TV is the Future of TV

Well, this is going to a downbeat finding for many Internet idealists. While many had heralded online video as a new medium, with opportunities galore of fringe program, the long tail, and so on, that’s not the way it’s playing out.

According to research from TNS and the Conference board, watching TV online has now replaced news as the most widely viewed content online. Underlying that finding? The number of people watching their favorite shows online has doubled year-over-year, and shows no sign of slowing.
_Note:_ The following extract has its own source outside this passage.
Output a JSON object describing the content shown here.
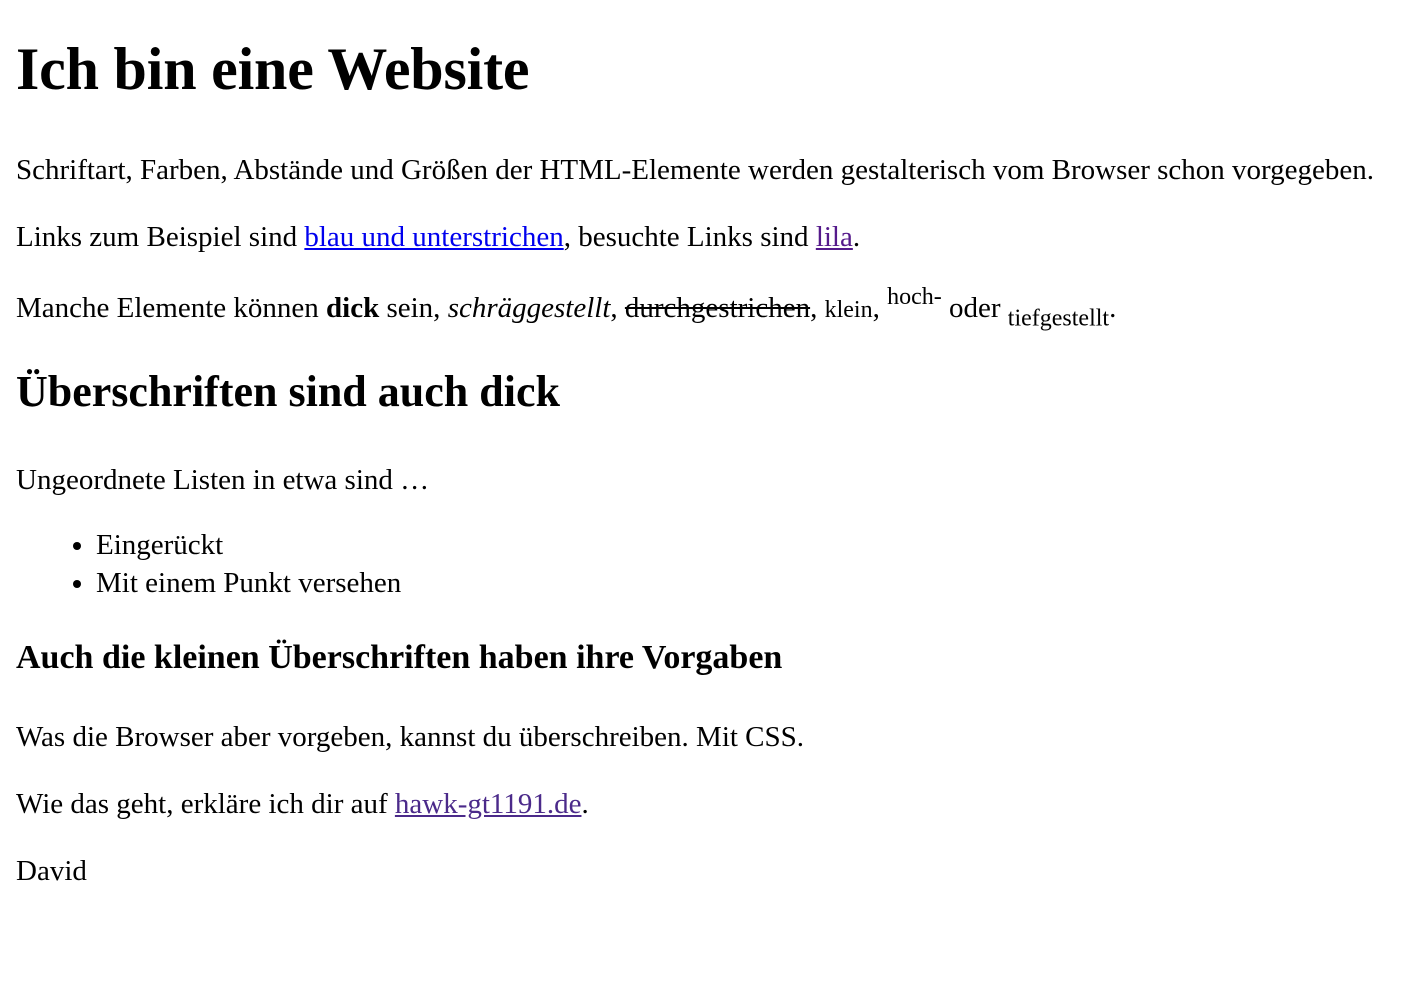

  1. Paul, there is a bit of hype in that piece —
    The statement “Approximately half of online consumers sometimes watch their favorite shows online” seems wildly optimistic . . .
    There can be little doubt that online video is growing rapidly, but this seems to be a bit over the top.
    I occasionally watch a 3 min clip of TDS or Colbert, but that is not the same as watching a full 30 minute or full hour show.
    Now, once we get the broadband throughputs of South Korea or Japan, well, that will be a different story!

  2. There is hype in it, but it also rings Middle America true. I’ve long fingered fly-over country for largely thinking of the Interweb as a cheaper Tivo, so it wouldn’t surprise me to find out that far more people than the digerati think are in lean-forward mode and watching full-length programs on their PCs/laptops.

  3. While you claim otherwise in your title, all you’ve really said is that TV is the present of TV. Any new distribution technology is going to first put online existing content that people already want and then develop new content geared towards the medium. Hence, newspapers were putting their stories online a decade ago and blogs eventually developed as written content that was more geared to the medium of the internet. The same way, you’re mad if you think the future of online video is the mass media crap that currently finds purchase on a mass distribution medium like broadcast TV.